До этого момента она держалась на руках и коленях. Пора попробовать встать на ноги.
Она подползла к одному из деревянных кресел. У нее вырвался всхлип. Только один. Это было все, что она могла себе позволить. Помогая одной рукой, она медленно подтянулась, тяжело налегая на стену, часто дыша от пронизывающей боли. Приняв вертикальное положение, она вошла в дом, сдернула с кровати одеяло и завернулась в него. Трость бабушки с гладко вытертой рукоятью стояла в углу возле двери. Она взяла ее, чтобы опираться.
Она прикинула, что было около десяти вечера, когда она отправилась в путь с рюкзаком на спине. Она сжимала трость изо всех сил, и каждый шаг пронизывал молнией муки.
До трассы десять миль.
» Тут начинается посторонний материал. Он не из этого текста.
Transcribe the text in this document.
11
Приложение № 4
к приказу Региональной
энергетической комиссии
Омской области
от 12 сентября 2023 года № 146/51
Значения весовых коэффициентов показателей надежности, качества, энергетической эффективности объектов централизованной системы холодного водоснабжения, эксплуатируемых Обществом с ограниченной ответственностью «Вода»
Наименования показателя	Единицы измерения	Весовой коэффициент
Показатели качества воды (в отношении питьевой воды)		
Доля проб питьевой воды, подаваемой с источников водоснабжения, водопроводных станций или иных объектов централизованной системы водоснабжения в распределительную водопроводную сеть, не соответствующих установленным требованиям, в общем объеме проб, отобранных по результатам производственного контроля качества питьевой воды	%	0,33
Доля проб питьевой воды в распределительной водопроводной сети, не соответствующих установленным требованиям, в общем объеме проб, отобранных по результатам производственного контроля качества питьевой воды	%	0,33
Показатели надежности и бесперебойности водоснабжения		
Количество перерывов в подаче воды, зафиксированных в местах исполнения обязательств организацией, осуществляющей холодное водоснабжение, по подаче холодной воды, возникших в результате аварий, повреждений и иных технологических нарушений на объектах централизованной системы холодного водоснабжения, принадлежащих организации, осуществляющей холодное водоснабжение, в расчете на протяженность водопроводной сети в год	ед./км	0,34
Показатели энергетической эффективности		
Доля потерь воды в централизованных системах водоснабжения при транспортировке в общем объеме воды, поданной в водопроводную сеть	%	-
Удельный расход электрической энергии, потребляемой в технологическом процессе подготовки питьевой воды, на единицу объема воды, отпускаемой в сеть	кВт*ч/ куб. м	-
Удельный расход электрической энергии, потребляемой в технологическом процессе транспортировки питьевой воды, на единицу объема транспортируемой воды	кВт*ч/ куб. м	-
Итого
Если двигаться со скоростью полмили в час, она доберется туда к завтрашнему вечеру. Когда она дойдет туда, если дойдет, можно попробовать остановить машину.
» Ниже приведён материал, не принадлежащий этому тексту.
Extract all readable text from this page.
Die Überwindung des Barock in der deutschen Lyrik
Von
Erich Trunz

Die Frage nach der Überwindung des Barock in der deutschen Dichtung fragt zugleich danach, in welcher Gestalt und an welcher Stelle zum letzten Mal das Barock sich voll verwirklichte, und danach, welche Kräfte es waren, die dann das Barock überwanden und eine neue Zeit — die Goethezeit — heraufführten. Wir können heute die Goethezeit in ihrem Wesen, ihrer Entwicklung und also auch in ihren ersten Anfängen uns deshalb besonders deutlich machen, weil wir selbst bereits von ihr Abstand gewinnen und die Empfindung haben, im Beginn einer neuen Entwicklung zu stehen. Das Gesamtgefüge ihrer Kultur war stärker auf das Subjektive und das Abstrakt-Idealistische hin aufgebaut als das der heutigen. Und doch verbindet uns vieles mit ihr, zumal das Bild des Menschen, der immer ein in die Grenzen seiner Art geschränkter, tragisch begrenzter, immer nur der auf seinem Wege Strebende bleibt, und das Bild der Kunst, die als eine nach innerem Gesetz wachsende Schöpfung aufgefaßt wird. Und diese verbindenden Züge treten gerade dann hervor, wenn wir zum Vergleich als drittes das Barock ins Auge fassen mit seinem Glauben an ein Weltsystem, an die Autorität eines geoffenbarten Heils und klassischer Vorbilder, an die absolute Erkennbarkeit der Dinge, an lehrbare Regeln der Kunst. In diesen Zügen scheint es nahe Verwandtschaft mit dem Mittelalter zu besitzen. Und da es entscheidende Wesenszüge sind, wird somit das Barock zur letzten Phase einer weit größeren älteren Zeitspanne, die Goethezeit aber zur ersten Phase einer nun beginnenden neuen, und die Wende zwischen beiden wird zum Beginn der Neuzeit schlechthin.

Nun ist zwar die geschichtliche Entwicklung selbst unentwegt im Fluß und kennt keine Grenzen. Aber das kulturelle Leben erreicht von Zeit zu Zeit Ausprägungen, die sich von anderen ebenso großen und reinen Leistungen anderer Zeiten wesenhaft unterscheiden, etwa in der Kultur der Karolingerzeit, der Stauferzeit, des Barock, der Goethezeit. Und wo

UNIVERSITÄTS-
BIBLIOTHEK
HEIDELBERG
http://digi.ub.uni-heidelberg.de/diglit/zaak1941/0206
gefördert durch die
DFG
Все мысли сосредоточились на том, как поставить одну ногу перед другой. Вроде самогипноза, медитация, схожая с той, которой она научилась, лепя горшки на гончарном круге. Иногда она опускалась на колени и накрывалась одеялом. Иногда недолго дремала, но быстро просыпалась.
Ночь уходила, и вставать на ноги было все труднее. На равнине было не на что опереться, кроме трости. Она упала и лежала на земле, не желая двигать ничем, даже дышать, боясь потревожить изломанное тело. Наконец она встала и пошла по едва заметной заброшенной дороге. В какой-то момент ложный рассвет вызвал прилив радости, но она тут же напомнила себе, что день принесет жару. Потом пришел настоящий рассвет, и запели птицы. Она ощутила себя уже не такой одинокой.
Пройденное расстояние? Без понятия.
Верное направление? Почти наверняка.
После рассвета Рени задержалась, чтобы нанести крем на лицо и руки. Одеяло становилось тентом, когда ей удавалось набросить его на голову. В полузабытьи ей показалось, что она видит что-то вдалеке, посреди дороги, там, откуда пришла. Поморгав, она попыталась вглядеться. Животное. Оно сделало несколько шагов, село, сделало еще несколько.
Койот?
Двигается не так.
Кролик?
И на кролика не похоже.
Собака? Да. Может быть.
Когда животное подобралось достаточно близко, она убедилась — и в самом деле небольшая собака, фунтов двадцать, шерсть свалялась. Дикая? Непохоже, раз подошла так близко, однако голод делает ручными многих диких тварей.
Порывшись в сумке, Рени нашла остаток говядины и бросила собаке.
Мясо исчезло в один глоток.
Хотя фляга была почти пустой, она налила воды в маленькую крышку, поставила на землю и отошла. Собака подползла и вылакала воду. Она отдала ей то, что оставалось в галлонной бутыли, каждый наклон вызывал волны боли и головокружения.
— Ты откуда?
Шерсть так свалялась, что даже не определить породу. Помесь пуделя?
Она продолжила путь и вскоре достигла состояния, когда больше не могла оторвать ноги от земли. Вместо этого она волочила их, поднимая пыль и песок, так что он оседал на губах и забивался между зубов. В отупении она протянула руку к рюкзаку, собираясь достать гигиеническую помаду. Рюкзак исчез, позабытый где-то по дороге.
Она оглянулась. Пустыня тянулась на мили. Никаких следов ее вещей, но пес все еще тащится за ней. Повернулась в другую сторону. Все то же самое.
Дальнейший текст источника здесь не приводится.